Mon adolescence a été particulière. J’ai commencé à bosser très jeune, les mercredis, samedis et les vacances, dans la boutique de la rue de Bourg, à Lausanne, dont ma mère était gérante. Fille unique, j’étais et suis toujours très proche d’elle, c’est une femme extraordinaire, très rock’n’roll. J’ai quitté l’école à 15 ans et j’ai travaillé durant un an au magasin. D’abord comme aide, au stock, à l’étiquetage, puis comme vendeuse, au rayon lingerie. Oui, à 15 ans! Je faisais plus que mon âge, j’aimais le contact avec les clientes et j’ai appris les ficelles du métier sur le tas.
Voyager dans les îles
Mon rêve, c’était d’être agent de voyages, guide touristique, visiter les îles. Sauf qu’il me manquait les langues. J’ai fait un premier séjour linguistique en Espagne. Au retour, ma mère m’avait trouvé une place chez Air France, en Guadeloupe, mais je devais savoir l’anglais. Je suis alors partie 9 mois à Londres où j’ai rencontré un garçon. J’y suis restée un peu plus longtemps que prévu, vivant de petits boulots et ne suis jamais allée à Pointe-à-Pitre. De retour à Lausanne, j’ai passé un brevet d’agent de voyages, avant de me rendre compte que ça n’était pas ce que je voulais faire!

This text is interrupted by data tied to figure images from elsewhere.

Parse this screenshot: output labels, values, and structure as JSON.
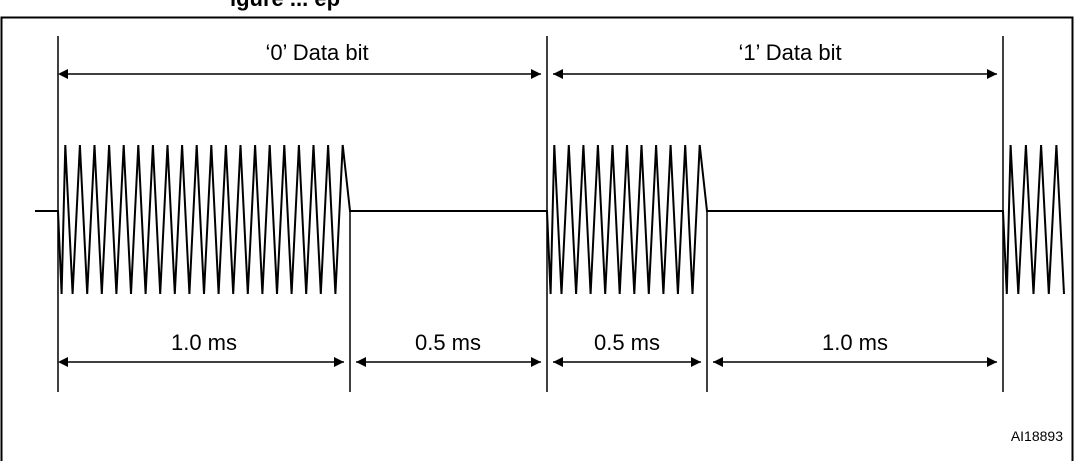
{
  "header": {
    "title_fragment": "igure ... ep"
  },
  "bits": [
    {
      "label": "‘0’ Data bit",
      "burst_duration": "1.0 ms",
      "gap_duration": "0.5 ms"
    },
    {
      "label": "‘1’ Data bit",
      "burst_duration": "0.5 ms",
      "gap_duration": "1.0 ms"
    }
  ],
  "figure_ref": "AI18893",
  "colors": {
    "line": "#000000",
    "background": "#ffffff"
  }
}
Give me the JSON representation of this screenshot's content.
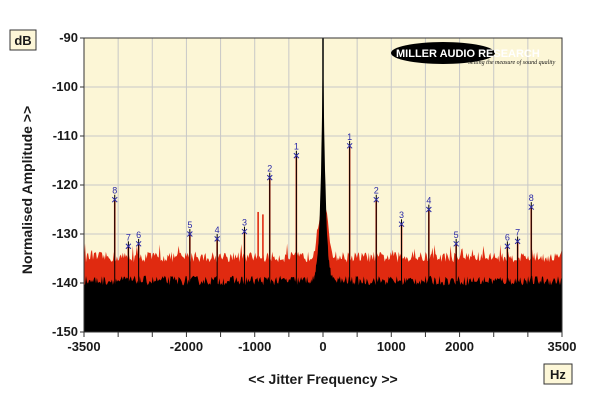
{
  "chart_data": {
    "type": "line",
    "title": "",
    "xlabel": "<< Jitter Frequency >>",
    "ylabel": "Normalised Amplitude >>",
    "x_unit": "Hz",
    "y_unit": "dB",
    "xlim": [
      -3500,
      3500
    ],
    "ylim": [
      -150,
      -90
    ],
    "x_ticks": [
      -3500,
      -2000,
      -1000,
      0,
      1000,
      2000,
      3500
    ],
    "x_minor_ticks": [
      -3000,
      -2500,
      -1500,
      -500,
      500,
      1500,
      2500,
      3000
    ],
    "y_ticks": [
      -90,
      -100,
      -110,
      -120,
      -130,
      -140,
      -150
    ],
    "grid": true,
    "colors": {
      "red_trace": "#e02a10",
      "black_trace": "#000000",
      "plot_background": "#fcf6d6",
      "grid": "#c8c8c8",
      "marker": "#2a2aa8"
    },
    "series": [
      {
        "color": "#e02a10",
        "noise_floor_db": -137,
        "peaks": [
          {
            "label": "8",
            "x": -3050,
            "y": -123
          },
          {
            "label": "7",
            "x": -2850,
            "y": -132.5
          },
          {
            "label": "6",
            "x": -2700,
            "y": -132
          },
          {
            "label": "5",
            "x": -1950,
            "y": -130
          },
          {
            "label": "4",
            "x": -1550,
            "y": -131
          },
          {
            "label": "3",
            "x": -1150,
            "y": -129.5
          },
          {
            "label": "2",
            "x": -780,
            "y": -118.5
          },
          {
            "label": "1",
            "x": -390,
            "y": -114
          },
          {
            "label": "1",
            "x": 390,
            "y": -112
          },
          {
            "label": "2",
            "x": 780,
            "y": -123
          },
          {
            "label": "3",
            "x": 1150,
            "y": -128
          },
          {
            "label": "4",
            "x": 1550,
            "y": -125
          },
          {
            "label": "5",
            "x": 1950,
            "y": -132
          },
          {
            "label": "6",
            "x": 2700,
            "y": -132.5
          },
          {
            "label": "7",
            "x": 2850,
            "y": -131.5
          },
          {
            "label": "8",
            "x": 3050,
            "y": -124.5
          }
        ],
        "extra_spurs": [
          {
            "x": -950,
            "y": -125.5
          },
          {
            "x": -880,
            "y": -126
          }
        ]
      },
      {
        "color": "#000000",
        "noise_floor_db": -141,
        "centre_peak": {
          "x": 0,
          "y": -90
        }
      }
    ]
  },
  "logo": {
    "main": "MILLER AUDIO RESEARCH",
    "sub": "Setting the measure of sound quality"
  }
}
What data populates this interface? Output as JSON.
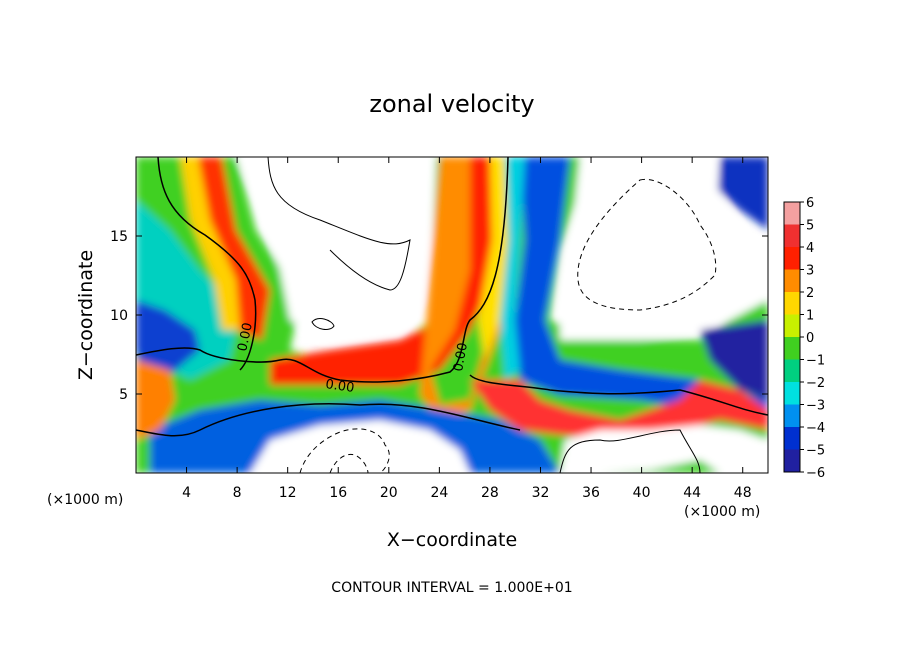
{
  "chart_data": {
    "type": "heatmap",
    "title": "zonal velocity",
    "xlabel": "X−coordinate",
    "ylabel": "Z−coordinate",
    "x_unit_label": "(×1000 m)",
    "x_unit_label_right": "(×1000 m)",
    "xlim": [
      0,
      50
    ],
    "ylim": [
      0,
      20
    ],
    "x_ticks": [
      4,
      8,
      12,
      16,
      20,
      24,
      28,
      32,
      36,
      40,
      44,
      48
    ],
    "x_tick_labels": [
      "4",
      "8",
      "12",
      "16",
      "20",
      "24",
      "28",
      "32",
      "36",
      "40",
      "44",
      "48"
    ],
    "y_ticks": [
      5,
      10,
      15
    ],
    "y_tick_labels": [
      "5",
      "10",
      "15"
    ],
    "colorbar": {
      "levels": [
        6,
        5,
        4,
        3,
        2,
        1,
        0,
        -1,
        -2,
        -3,
        -4,
        -5,
        -6
      ],
      "labels": [
        "6",
        "5",
        "4",
        "3",
        "2",
        "1",
        "0",
        "−1",
        "−2",
        "−3",
        "−4",
        "−5",
        "−6"
      ],
      "colors": [
        "#f4a0a0",
        "#f03030",
        "#ff2000",
        "#ff8c00",
        "#ffd700",
        "#c8f000",
        "#40d020",
        "#00d080",
        "#00e0e0",
        "#0090f0",
        "#0030d0",
        "#2020a0",
        "#7010a0"
      ]
    },
    "contour_interval_text": "CONTOUR INTERVAL = 1.000E+01",
    "contour_labels": [
      "0.00",
      "0.00",
      "0.00"
    ]
  }
}
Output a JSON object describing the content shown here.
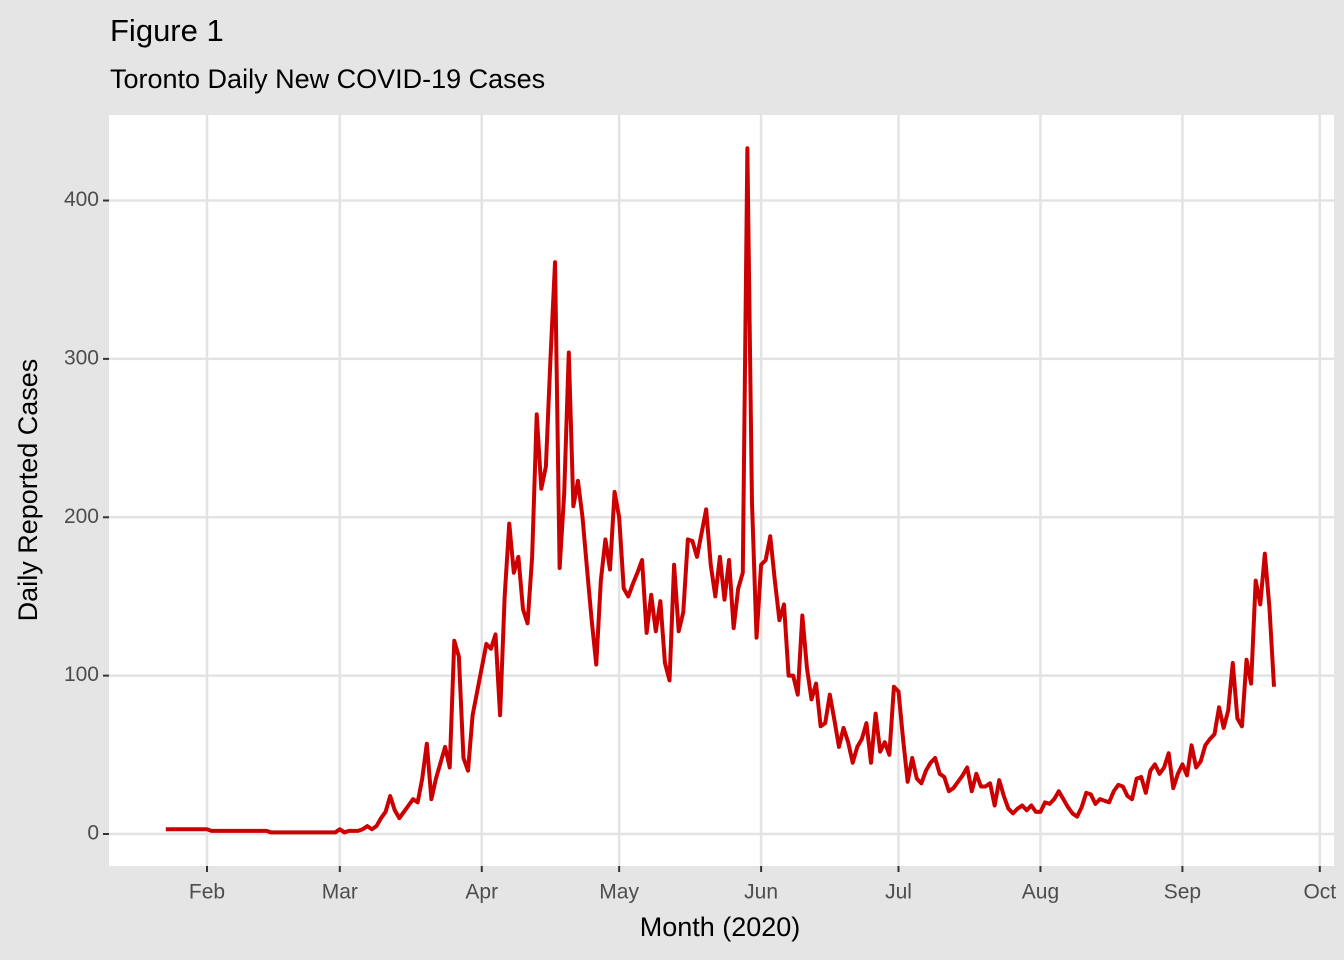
{
  "chart_data": {
    "type": "line",
    "title": "Figure 1",
    "subtitle": "Toronto Daily New COVID-19 Cases",
    "x_label": "Month (2020)",
    "y_label": "Daily Reported Cases",
    "color": "#cc0000",
    "grid": true,
    "xlim": [
      9.6,
      277.1
    ],
    "ylim": [
      -20.2,
      454
    ],
    "xticks": [
      {
        "value": 31,
        "label": "Feb"
      },
      {
        "value": 60,
        "label": "Mar"
      },
      {
        "value": 91,
        "label": "Apr"
      },
      {
        "value": 121,
        "label": "May"
      },
      {
        "value": 152,
        "label": "Jun"
      },
      {
        "value": 182,
        "label": "Jul"
      },
      {
        "value": 213,
        "label": "Aug"
      },
      {
        "value": 244,
        "label": "Sep"
      },
      {
        "value": 274,
        "label": "Oct"
      }
    ],
    "yticks": [
      0,
      100,
      200,
      300,
      400
    ],
    "x": [
      22,
      23,
      24,
      25,
      26,
      27,
      28,
      29,
      30,
      31,
      32,
      33,
      34,
      35,
      36,
      37,
      38,
      39,
      40,
      41,
      42,
      43,
      44,
      45,
      46,
      47,
      48,
      49,
      50,
      51,
      52,
      53,
      54,
      55,
      56,
      57,
      58,
      59,
      60,
      61,
      62,
      63,
      64,
      65,
      66,
      67,
      68,
      69,
      70,
      71,
      72,
      73,
      74,
      75,
      76,
      77,
      78,
      79,
      80,
      81,
      82,
      83,
      84,
      85,
      86,
      87,
      88,
      89,
      90,
      91,
      92,
      93,
      94,
      95,
      96,
      97,
      98,
      99,
      100,
      101,
      102,
      103,
      104,
      105,
      106,
      107,
      108,
      109,
      110,
      111,
      112,
      113,
      114,
      115,
      116,
      117,
      118,
      119,
      120,
      121,
      122,
      123,
      124,
      125,
      126,
      127,
      128,
      129,
      130,
      131,
      132,
      133,
      134,
      135,
      136,
      137,
      138,
      139,
      140,
      141,
      142,
      143,
      144,
      145,
      146,
      147,
      148,
      149,
      150,
      151,
      152,
      153,
      154,
      155,
      156,
      157,
      158,
      159,
      160,
      161,
      162,
      163,
      164,
      165,
      166,
      167,
      168,
      169,
      170,
      171,
      172,
      173,
      174,
      175,
      176,
      177,
      178,
      179,
      180,
      181,
      182,
      183,
      184,
      185,
      186,
      187,
      188,
      189,
      190,
      191,
      192,
      193,
      194,
      195,
      196,
      197,
      198,
      199,
      200,
      201,
      202,
      203,
      204,
      205,
      206,
      207,
      208,
      209,
      210,
      211,
      212,
      213,
      214,
      215,
      216,
      217,
      218,
      219,
      220,
      221,
      222,
      223,
      224,
      225,
      226,
      227,
      228,
      229,
      230,
      231,
      232,
      233,
      234,
      235,
      236,
      237,
      238,
      239,
      240,
      241,
      242,
      243,
      244,
      245,
      246,
      247,
      248,
      249,
      250,
      251,
      252,
      253,
      254,
      255,
      256,
      257,
      258,
      259,
      260,
      261,
      262,
      263,
      264
    ],
    "values": [
      3,
      3,
      3,
      3,
      3,
      3,
      3,
      3,
      3,
      3,
      2,
      2,
      2,
      2,
      2,
      2,
      2,
      2,
      2,
      2,
      2,
      2,
      2,
      1,
      1,
      1,
      1,
      1,
      1,
      1,
      1,
      1,
      1,
      1,
      1,
      1,
      1,
      1,
      3,
      1,
      2,
      2,
      2,
      3,
      5,
      3,
      5,
      10,
      14,
      24,
      15,
      10,
      14,
      18,
      22,
      20,
      35,
      57,
      22,
      35,
      45,
      55,
      42,
      122,
      112,
      48,
      40,
      75,
      90,
      105,
      120,
      117,
      126,
      75,
      150,
      196,
      165,
      175,
      142,
      133,
      175,
      265,
      218,
      232,
      300,
      361,
      168,
      215,
      304,
      207,
      223,
      200,
      167,
      135,
      107,
      160,
      186,
      167,
      216,
      200,
      155,
      150,
      158,
      165,
      173,
      127,
      151,
      128,
      147,
      108,
      97,
      170,
      128,
      140,
      186,
      185,
      175,
      190,
      205,
      170,
      150,
      175,
      148,
      173,
      130,
      155,
      165,
      433,
      210,
      124,
      170,
      173,
      188,
      160,
      135,
      145,
      100,
      100,
      88,
      138,
      105,
      85,
      95,
      68,
      70,
      88,
      72,
      55,
      67,
      58,
      45,
      55,
      60,
      70,
      45,
      76,
      52,
      58,
      50,
      93,
      90,
      60,
      33,
      48,
      35,
      32,
      40,
      45,
      48,
      38,
      36,
      27,
      29,
      33,
      37,
      42,
      27,
      38,
      30,
      30,
      32,
      18,
      34,
      24,
      16,
      13,
      16,
      18,
      15,
      18,
      14,
      14,
      20,
      19,
      22,
      27,
      22,
      17,
      13,
      11,
      17,
      26,
      25,
      19,
      22,
      21,
      20,
      27,
      31,
      30,
      24,
      22,
      35,
      36,
      26,
      40,
      44,
      38,
      42,
      51,
      29,
      38,
      44,
      37,
      56,
      42,
      46,
      56,
      60,
      63,
      80,
      67,
      78,
      108,
      73,
      68,
      110,
      95,
      160,
      145,
      177,
      143,
      93
    ]
  }
}
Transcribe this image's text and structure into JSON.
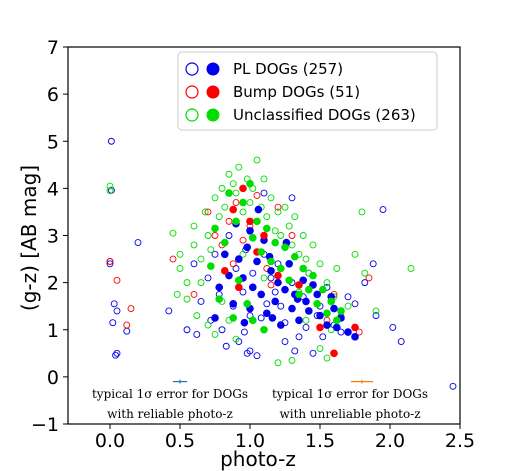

J’avais aussi une passion pour l’esthétique, mais l’école coûtait trop cher. Ma mère avait repris une boutique et j’ai pu faire valider par un CFC mes compétences en vente. Ça m’a permis d’économiser assez d’argent pour suivre des cours d’esthéticienne en emploi. J’ai passé les spécialisations en maquillage, en onglerie et, à 23 ans, j’ai pu m’installer en indépendante. Le stylisme ongulaire était alors en plein boom et je ne pouvais pas envisager d’être salariée, ce n’est pas dans mon caractère.
En 2008, j’ai ouvert mon propre institut, La Rose des Sables, clin d’œil à mon amour pour l’Orient. J’étais alors mariée avec un Marocain. Après notre divorce, j’ai eu besoin de marquer le changement. En 2014, j’ai complètement revu la déco de mon institut. En 10 jours, je l’ai transformé en boudoir de pin-up et rebaptisé Le Lys Noir.
C’est à cette période que je suis tombée dans le burlesque. J’ai eu une révélation en voyant un reportage à la télé qui suivait une performeuse belge, Miss Anne Thropy. C’était tout ce que j’aimais: le vintage, le glamour, les costumes, la valorisation d’un corps avec des formes. J’ai cherché où m’initier à cet art de l’effeuillage rétro à Lausanne et j’ai commencé à suivre les cours de Lilly Bulle.
J’ai mis du temps à oser me lancer dans un spectacle mais, en 2015, j’ai créé mon personnage, Ava Dentelle, en hommage à Ava Gardner, et j’ai participé à mon premier show en 2016. Ma performance fut très moyenne, mais elle m’a libérée. Enfin, je pouvais être moi-même, ne plus me laisser rabaisser à cause de mon physique ou de mes erreurs. Je me suis rendu compte que j’adorais la scène. J’ai multiplié les occasions d’en faire, des revues au cabaret Le Lido aux défilés pour la boutique Maniak. J’ai aussi intégré l’organisation du Geneva Burlesque Festival.
Acceptation de soi
L’an dernier, je me suis lancée dans la production de ma première revue burlesque, à Lausanne. Je ne savais pas du tout comment monter un événement d’une telle ampleur, mais j’ai eu l’opportunité d’avoir une salle, j’avais mon réseau et ma nature hyperactive! Le premier Black Silk Burlesque Show a eu lieu en novembre dernier. Je l’ai voulu un peu différent de ce qui se fait habituellement, ouvert à tous les physiques. En Suisse, on voit encore peu d’artistes avec de vraies rondeurs, contrairement à d’autres pays, l’idée qu’il faut avoir un corps parfait pour se déshabiller est très ancrée. Ce n’est d’ailleurs pas facile de se mouvoir avec grâce et élégance sur scène quand on fait 100 kilos. Grâce à Instagram, les choses changent, les filles montrent leurs bourrelets et leur cellulite pour prouver qu’on peut être belle de mille façons.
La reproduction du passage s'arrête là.